Former CEO Says "Only An Exorcist" Can Save Airline
Talk about cutting off one's nose, to spite their face. The
controversial -- but, in the eyes of many analysts and investors,
absolutely necessary -- sale of Italian flag carrier Alitalia
appears to be dead in the water Thursday, after new demands from
the beleaguered airline's unions sent negotiators from Air
France-KLM packing.
According to numerous news reports, those unions introduced
11th-hour proposal calling for the buyers to save jobs at
Alitalia... a condition Air France-KLM reportedly found
unacceptable.
Current Italian prime minister Romano Prodi said unions made "a
grave mistake" with those demands, reports The International Herald
Tribune... and Italy's Economy Minister told parliament the only
alternative may be 'emergency administration,' otherwise known as
bankruptcy.
"I regretfully acknowledge the breakdown in negotiations, which
is none of our doing," Air France chairman Jean-Cyril Spinetta
pointedly told the media. "This is a project I have profoundly
believed in and continue to do so, because it would have ensured
Alitalia a rapid return to profitable growth."
The board at Alitalia
held emergency meetings Thursday to discuss ways to bring Air
France-KLM back to the table... but few expect the board to find a
magic solution.
"I think it is pretty much over," JP Morgan analyst Chris Avery
told Reuters. "There are too many unions involved, there is an
imminent election and there does not appear to be a viable,
concrete alternative proposal out there. I can't see how this can
go forward."
As ANN reported last month,
the Alitalia board accepted a $1.17 billion takeover offer from Air
France-KLM on March 16. The takeover followed several attempts by
the Italian government to sell off its stake in the troubled
airline, including a failed auction involving just two bidders, Air
France-KLM and rival Italian carrier Air One.

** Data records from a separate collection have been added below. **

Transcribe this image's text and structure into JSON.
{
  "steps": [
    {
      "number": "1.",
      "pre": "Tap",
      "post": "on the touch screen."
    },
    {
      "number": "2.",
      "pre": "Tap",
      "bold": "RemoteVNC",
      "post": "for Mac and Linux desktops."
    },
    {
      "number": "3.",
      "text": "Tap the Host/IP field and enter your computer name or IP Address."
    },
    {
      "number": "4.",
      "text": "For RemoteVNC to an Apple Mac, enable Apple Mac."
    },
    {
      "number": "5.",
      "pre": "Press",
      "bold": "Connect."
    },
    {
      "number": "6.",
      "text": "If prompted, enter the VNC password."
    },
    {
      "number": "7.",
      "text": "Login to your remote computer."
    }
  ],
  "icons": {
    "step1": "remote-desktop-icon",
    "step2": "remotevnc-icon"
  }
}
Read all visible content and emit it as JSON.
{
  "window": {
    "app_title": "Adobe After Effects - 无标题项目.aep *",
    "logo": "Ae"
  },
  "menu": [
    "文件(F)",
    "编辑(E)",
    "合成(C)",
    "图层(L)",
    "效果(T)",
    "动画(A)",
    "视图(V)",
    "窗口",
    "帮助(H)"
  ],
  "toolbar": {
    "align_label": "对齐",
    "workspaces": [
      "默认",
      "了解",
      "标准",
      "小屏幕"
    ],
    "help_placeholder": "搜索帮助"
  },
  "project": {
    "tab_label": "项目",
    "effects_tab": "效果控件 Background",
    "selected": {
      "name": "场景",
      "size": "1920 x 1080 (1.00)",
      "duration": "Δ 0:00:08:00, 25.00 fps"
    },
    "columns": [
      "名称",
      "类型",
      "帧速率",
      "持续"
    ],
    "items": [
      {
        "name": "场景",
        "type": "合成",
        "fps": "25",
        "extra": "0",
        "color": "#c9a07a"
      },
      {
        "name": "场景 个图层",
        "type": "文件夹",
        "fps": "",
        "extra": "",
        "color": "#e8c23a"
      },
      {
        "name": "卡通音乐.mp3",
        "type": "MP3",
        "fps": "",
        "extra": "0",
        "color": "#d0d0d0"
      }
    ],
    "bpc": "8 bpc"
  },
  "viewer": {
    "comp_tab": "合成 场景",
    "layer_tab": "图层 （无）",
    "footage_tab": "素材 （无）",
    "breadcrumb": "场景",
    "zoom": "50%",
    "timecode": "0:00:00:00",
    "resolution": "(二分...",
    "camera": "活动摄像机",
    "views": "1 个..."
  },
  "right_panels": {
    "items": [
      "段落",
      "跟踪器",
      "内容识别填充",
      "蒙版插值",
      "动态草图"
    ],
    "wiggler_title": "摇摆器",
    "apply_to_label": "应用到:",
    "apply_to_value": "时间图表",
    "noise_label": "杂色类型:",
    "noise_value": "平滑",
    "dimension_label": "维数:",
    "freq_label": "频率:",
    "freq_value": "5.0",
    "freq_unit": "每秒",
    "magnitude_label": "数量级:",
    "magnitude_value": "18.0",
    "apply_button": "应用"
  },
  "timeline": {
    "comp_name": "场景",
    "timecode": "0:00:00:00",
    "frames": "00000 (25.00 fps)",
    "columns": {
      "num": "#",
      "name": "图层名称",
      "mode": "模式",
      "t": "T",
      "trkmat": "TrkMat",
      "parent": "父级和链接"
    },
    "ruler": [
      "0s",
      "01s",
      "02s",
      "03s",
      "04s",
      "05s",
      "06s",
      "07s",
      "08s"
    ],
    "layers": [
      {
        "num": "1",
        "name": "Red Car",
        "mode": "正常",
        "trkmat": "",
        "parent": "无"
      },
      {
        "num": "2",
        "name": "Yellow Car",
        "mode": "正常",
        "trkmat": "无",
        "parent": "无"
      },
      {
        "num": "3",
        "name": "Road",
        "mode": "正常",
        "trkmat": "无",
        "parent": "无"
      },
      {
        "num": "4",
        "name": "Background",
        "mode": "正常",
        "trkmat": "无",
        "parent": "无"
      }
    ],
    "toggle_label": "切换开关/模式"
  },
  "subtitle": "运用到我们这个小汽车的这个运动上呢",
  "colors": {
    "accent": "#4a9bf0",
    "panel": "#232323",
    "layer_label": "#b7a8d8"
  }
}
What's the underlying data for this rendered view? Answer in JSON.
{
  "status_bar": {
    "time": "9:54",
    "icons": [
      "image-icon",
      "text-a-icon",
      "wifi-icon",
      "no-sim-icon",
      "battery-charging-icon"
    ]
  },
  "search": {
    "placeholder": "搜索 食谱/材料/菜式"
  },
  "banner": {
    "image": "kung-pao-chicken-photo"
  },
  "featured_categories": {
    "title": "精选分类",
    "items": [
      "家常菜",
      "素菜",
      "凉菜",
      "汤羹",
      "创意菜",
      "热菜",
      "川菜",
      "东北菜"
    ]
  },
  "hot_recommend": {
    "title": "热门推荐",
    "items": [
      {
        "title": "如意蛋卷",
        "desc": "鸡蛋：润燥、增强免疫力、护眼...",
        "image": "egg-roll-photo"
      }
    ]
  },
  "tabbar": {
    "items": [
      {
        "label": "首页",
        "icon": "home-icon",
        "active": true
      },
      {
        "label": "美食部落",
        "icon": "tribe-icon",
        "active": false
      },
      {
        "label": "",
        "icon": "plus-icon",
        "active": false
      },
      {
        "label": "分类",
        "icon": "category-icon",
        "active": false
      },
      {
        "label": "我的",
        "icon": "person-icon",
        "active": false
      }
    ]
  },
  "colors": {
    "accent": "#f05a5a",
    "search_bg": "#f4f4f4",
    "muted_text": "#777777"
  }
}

The subsequent French takeover -- described as "hard to digest"
in one Italian editorial, and "a painful yes" -- worked out to one
share in Air France/KLM for every 160 shares in Alitalia... a
valuation of .10 euro per share in the Italian airline, or an 80
percent discount from Alitalia's closing stock price two days
prior.
Also casting a pall on the future of Alitalia was Wednesday's
sudden resignation of the carrier's CEO, Maurizio Prato, who was a
fierce proponent of the Air France takeover. Following the unions'
new demands, Prato left in frustration... reportedly calling
Alitalia "cursed," adding "only an exorcist" could save it.
He may be right.
"Following the collapse in the negotiations between AF-KLM and
Alitalia, a result of unions' opposition to the proposed
restructuring plan and the political cost of the privatization
prior to the Italian elections, the future for Alitalia is
uncertain and it could be argued that the only option now is
bankruptcy," said Frost & Sullivan commercial aviation analyst
Diogenis Papiomytis. "The alternative would be for either Air One
or a new investor to prepare a restructuring plan and bid for the
carrier as soon as a new Finance minister is in position after the
elections.
"However, with the ongoing global credit crisis, it is uncertain
whether any investor can finance Alitalia's takeover and
restructuring through debt," Papiomytis added. "In the meantime,
Alitalia's short-term liabilities will put further pressure on a
already negative climate."
Perhaps realizing they may have overplayed their hand,
Alitalia's unions put on concessionary faces Thursday, going to the
media with their view the government should hold off on any final
decision on Alitalia's future until new parliamentary elections are
held April 13 and 14. But many believe it's already too late.